[HN Gopher] Are your memory-bound benchmarking timings normally ...
___________________________________________________________________
Are your memory-bound benchmarking timings normally distributed?
Author : mfiguiere
Score : 18 points
Date : 2023-04-06 20:47 UTC (2 hours ago)
(HTM) web link (lemire.me)
(TXT) w3m dump (lemire.me)
| sliken wrote:
| I've been writing micro memory benchmarks and have been rather
| surprised how hard something as simple as quantifying latency and
| bandwidth under multicore loads can be. The memory hierarchy is
| getting ever more complex. Cacheline sizes, prefetch, 3 levels of
| cache, TLB effects, page alignments, cache associativity, etc.
| Also have to be careful that the compiler doesn't optimize away
| parts of your code. It's quite tricky to get a nice clean array
| size vs latency graph, doubly so when multiple cores are
| involved.
|
| Some of my assumptions about latency were wrong. One thing I
| didn't realize is it takes about half the latency to main memory
| to get miss through L1, L2, and L3. Also that you need to have
| around 2x the memory references pending to keep the memory system
| busy. It makes sense in retrospect, you want 16 pending memory
| references to keep 8 memory channels busy, otherwise a memory
| channel will return a cache line, and there won't be any L3 cache
| misses pending for that channel.
|
| Generally I like to keep a small histogram of cycle counters to
| make sure I'm seeing the distribution I expect, seeing an unusual
| distribution is key for tracking down something you didn't
| account for.
| darksaints wrote:
| You might want to check out the gamma distribution. It is also
| zero-bounded just like the log normal distribution, but it was
| originally created to model waiting times within queue theory,
| which is actually an excellent parallel to the idea of measuring
| compute latency.
| pclmulqdq wrote:
| Gamma and delta distributions have been very helpful to me in
| performance work, as well as non-parametric statistical tests.
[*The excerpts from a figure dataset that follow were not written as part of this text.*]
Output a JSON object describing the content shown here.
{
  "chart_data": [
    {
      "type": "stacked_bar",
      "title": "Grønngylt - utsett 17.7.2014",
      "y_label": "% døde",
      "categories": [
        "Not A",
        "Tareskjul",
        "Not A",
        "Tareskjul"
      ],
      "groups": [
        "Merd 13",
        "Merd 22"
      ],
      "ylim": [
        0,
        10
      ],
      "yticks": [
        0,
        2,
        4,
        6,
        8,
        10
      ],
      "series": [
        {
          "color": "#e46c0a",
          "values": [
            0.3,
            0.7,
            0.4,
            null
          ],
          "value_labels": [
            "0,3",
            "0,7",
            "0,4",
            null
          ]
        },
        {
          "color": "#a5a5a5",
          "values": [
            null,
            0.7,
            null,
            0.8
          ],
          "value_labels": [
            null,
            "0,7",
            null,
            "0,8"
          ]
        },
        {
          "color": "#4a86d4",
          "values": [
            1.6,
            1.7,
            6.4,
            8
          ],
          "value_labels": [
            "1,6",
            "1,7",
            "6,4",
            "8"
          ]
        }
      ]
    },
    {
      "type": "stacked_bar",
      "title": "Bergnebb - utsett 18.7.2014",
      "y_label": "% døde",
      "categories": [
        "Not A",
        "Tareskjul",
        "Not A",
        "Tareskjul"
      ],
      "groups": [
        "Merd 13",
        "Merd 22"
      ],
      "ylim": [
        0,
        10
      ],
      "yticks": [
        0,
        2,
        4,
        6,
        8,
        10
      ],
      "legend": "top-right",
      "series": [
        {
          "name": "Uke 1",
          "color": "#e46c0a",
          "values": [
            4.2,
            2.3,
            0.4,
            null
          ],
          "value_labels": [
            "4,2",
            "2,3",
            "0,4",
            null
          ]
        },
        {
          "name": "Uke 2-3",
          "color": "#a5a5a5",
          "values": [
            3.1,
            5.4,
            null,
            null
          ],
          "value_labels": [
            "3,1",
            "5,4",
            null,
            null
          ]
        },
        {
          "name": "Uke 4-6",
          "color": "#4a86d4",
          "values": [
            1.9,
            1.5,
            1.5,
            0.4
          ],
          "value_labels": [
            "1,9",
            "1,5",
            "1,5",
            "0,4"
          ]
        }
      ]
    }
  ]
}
| However, when you try to tell a lot of other engineers about
| them, they don't really understand why a t-test and a standard
| deviation doesn't work.
| kelseyfrog wrote:
| I mean it's physically impossible for the generating process of
| positive timings to be normally distributed. The normal
| distribution has support x [?] R.
| ericpauley wrote:
| Great article!
|
| Statistical fallacies are rampant in performance eval, even in
| academic settings. When designing statistical tests for
| performance, the keyword you want to use here is non-parametric.
| I.e., a U-test is a non-parametric analog to the t-test. It just
| looks at the rank statistics of results instead of their value,
| thus eliminating dependence on the underling distribution.
|
| Another issue that pops up is sample independence. Statistical
| tests are often predicated on each sample being independent and
| identically distributed (i.i.d.), but in reality this is often
| not the case. For instance, running all the tests of one group
| and then all the tests of the other could heat the CPU and cause
| reduced performance in the second trial.
| zX41ZdbW wrote:
| We use non-parametric statistics for performance testing in
| ClickHouse[1], picked from the article "A Randomized Design
| Used in the Comparison of Standard and Modified Fertilizer
| Mixtures for Tomato Plants".
|
| [1] https://clickhouse.com/blog/testing-the-performance-of-
| click...
___________________________________________________________________
(page generated 2023-04-06 23:00 UTC)